Water found on Yahoo!

Ever since Microsoft’s failed bid for Yahoo, we’ve all been waiting for some sign of water on the dead planet. For months an away team led by Carl Icahn has kept alive the possibility that the second most popular search company and most aggressive acquirer of Silicon Valley startups might be concealing a clue.

Now, in a conversation with The New York Times’ Miguel Helft, CEO Jerry Yang has revealed that water does indeed exist on the Sunnyvale campus. “We have a plan,” Yang said. “We want to grow the business over a three- to five-year period. We are executing against that plan. And we are still doing that despite all the stuff that’s happened to us.”

The Times probe goes on to summarize the methods used to obtain the ice sample necessary for testing: Announce a restructuring months after failing to take Steve Jobs’ advice to cut from 16 to 4 product lines, and invite Microsoft to bludgeon the helpless company into accepting an offer clearly marked as “take it or leave it.” Next step: poke at the ice for a few months and watch the best of the startup talent amble out of the building (see Chad Dickerson’s And in the end…).

Finally, boil off the $20 billion in lost Microsoft lucre and then announce it’s just the right time to devote full attention to making Yahoo the “the most popular ‘starting point’ for Internet users” while also simultaneously “developing a powerful new advertising system that can place ads on Yahoo and other sites across the Internet.” No, it’s not CO2, it’s H20.

Let’s get this straight.

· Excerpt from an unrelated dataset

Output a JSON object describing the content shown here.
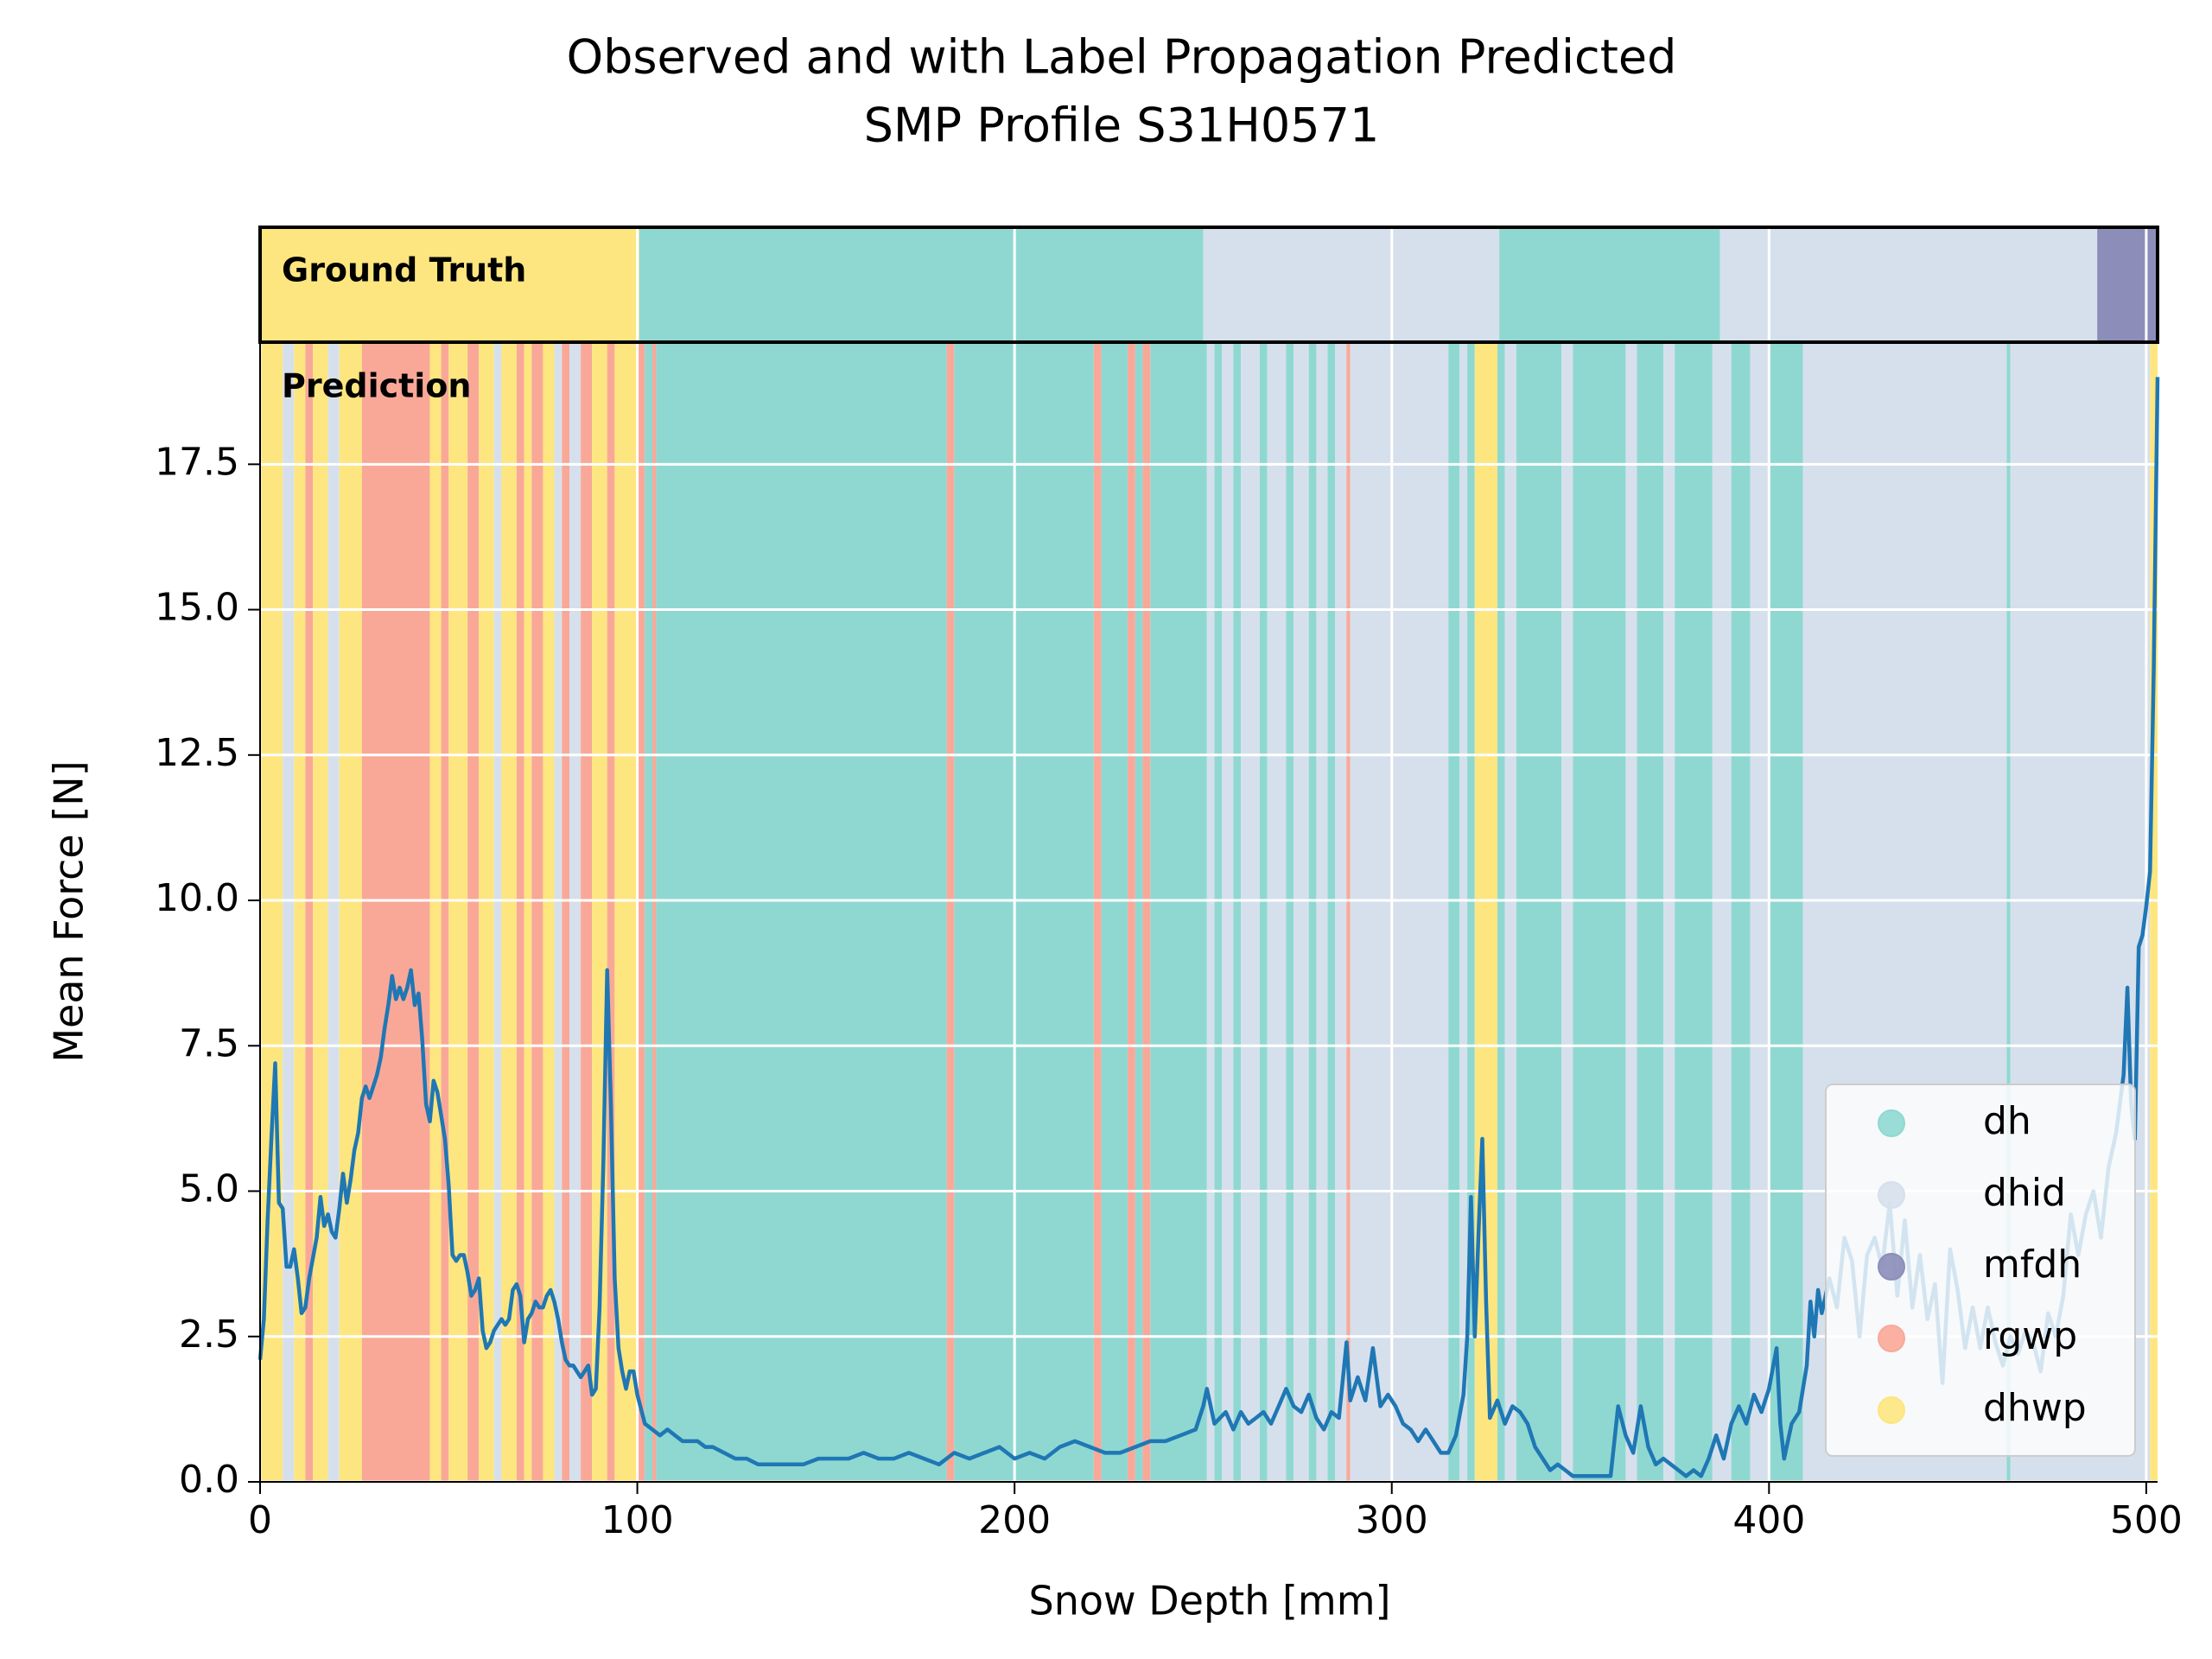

Not only has Yahoo ceded any prayer of a social media play to Facebook and its ilk, they’re going to bust the portal model wide open with a new advertising system for “other sites across the Internet.” As Jason Calacanis points out on this Friday’s Gillmor Gang, ex-AOLer Jonathan Miller had all the right moves to transition the TimeWarner albatross out from under AOL’s modem farms, but not only did TW fire him but won’t let him do the right stuff again at Yahoo.

This suggests the same fundamentals that brought Microsoft down on Yang like a ton of bricks: announce the right plan at the wrong time after getting the right advice and applying it to a religious argument about the big bad Borg. Helft even suggests this could bring Microsoft back in yet one more time, this time with Icahin and two of his guys on the board to make sure the shareholders are disclosed about the internal negotiations for the next round of “offers.”

Yang’s other big problem is that Microsoft can and apparently is heading off any attempts at Yahoo acquisitions that might restart the deal flow and reverse the engineering outflow from Yahoo projects. Though the water cooler talk pegs the Powerset buy as double the value of the company, even Microsoft has acknowledged the target was the 60 people and the technology licensing the company obtained, not how those resources were applied in the code. The underlying message: Microsoft is willing to do what it takes to keep Yahoo pinned to the mat.

“I am more determined and more excited than ever to see those changes through,” Yang told Helft last week, who reminds us that Terry Semel said much the same thing at last year’s board meeting before leaving the board a week later. If Yang’s and the Yahoo board’s confidence is the only real sign of water, you won’t need the bridge they’re trying to sell you to get to the other side.